You know, i love debates. I love it when my opponent has that “i give up, you win” face. But i hate debating when i can’t convince my opponent, as if i’m not fully convinced myself about my own arguments. Then PJ taught about Titus which i quite like the book, and he mentioned about correcting in truth and in love.

I can’t be the Lion, never want to be in fact. But i have to, with Him. I truly dislike debating with knowledgeable people, because i know my language itself already sucks. But God taught me something. It’s not about how knowledgeable you are or how well you speak, it’s about speaking in truth and in love. One can be like the warped person who just want to debate for the sake of debating, but the truth is the TRUTH! If he can share about the truth, that’s great for the LG! But if he distorts the Truth, then that’s when a Lion comes in. Lion gives me an impression that someone got to be the “bad guy”.

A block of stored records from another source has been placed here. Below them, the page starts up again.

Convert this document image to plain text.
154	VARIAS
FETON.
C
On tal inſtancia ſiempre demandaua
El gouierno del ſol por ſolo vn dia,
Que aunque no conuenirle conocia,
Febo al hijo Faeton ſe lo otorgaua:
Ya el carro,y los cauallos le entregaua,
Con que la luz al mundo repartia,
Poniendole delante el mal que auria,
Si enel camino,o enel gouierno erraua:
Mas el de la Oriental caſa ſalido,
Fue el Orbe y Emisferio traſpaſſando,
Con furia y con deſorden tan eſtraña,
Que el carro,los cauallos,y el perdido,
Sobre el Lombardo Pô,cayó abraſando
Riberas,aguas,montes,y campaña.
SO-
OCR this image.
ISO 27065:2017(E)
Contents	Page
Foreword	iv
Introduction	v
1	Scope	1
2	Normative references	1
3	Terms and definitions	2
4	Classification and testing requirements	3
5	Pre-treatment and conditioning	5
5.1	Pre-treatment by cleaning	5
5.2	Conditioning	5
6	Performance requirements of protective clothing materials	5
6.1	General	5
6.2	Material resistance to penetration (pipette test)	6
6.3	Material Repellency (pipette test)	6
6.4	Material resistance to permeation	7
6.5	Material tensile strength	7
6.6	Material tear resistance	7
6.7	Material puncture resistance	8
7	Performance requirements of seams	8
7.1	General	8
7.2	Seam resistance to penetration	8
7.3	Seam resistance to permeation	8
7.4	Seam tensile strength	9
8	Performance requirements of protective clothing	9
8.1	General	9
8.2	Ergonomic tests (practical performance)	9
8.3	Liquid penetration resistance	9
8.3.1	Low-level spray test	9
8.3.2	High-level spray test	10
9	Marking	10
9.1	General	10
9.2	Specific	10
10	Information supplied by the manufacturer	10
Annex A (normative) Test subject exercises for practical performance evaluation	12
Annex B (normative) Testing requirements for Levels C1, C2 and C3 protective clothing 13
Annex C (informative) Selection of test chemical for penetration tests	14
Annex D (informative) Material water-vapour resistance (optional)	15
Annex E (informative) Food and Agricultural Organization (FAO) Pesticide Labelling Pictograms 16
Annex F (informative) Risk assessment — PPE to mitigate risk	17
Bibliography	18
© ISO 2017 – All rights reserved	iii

I’m always afraid to strain relationships/ leave a bad impression unto others/ offend others/ judge others. We are all judgemental freaks whether you accept it or not. But sometimes, some things you can’t assume either. I guess only when you grow in Him and gain more wisdom from Him, you can discern your assumption better. Then God also revealed to me that you can only speak the Truth only when you know the Truth. So i must invest much time in the WOG! Not to correct people, but to convince myself about the Truth and to understand why is it the Truth!

God is really real in my life. He always speaks to me only after i read about Him. I’m serious. He gave me a new direction this time. I’m still waiting for the full picture though. Meanwhile, today is the last day i would REALLY MUG, until maybe 10 months later? And i’m restricting myself from Fastfood from tmr onwards [ Yes, including kfc porridge :( ]! Then i’ll be running eveyday, sometimes twice a day. For Grad Night, for my health, for my future LOL. If Ris Low can lose 8kg within 2 weeks just by eating an apple a day, i can lose at least 4 kg within 2 weeks just by exercising and eating healthily, right? =)

P.S. Full court is the best when you play with people you enjoy playing with. But i miss my favourites.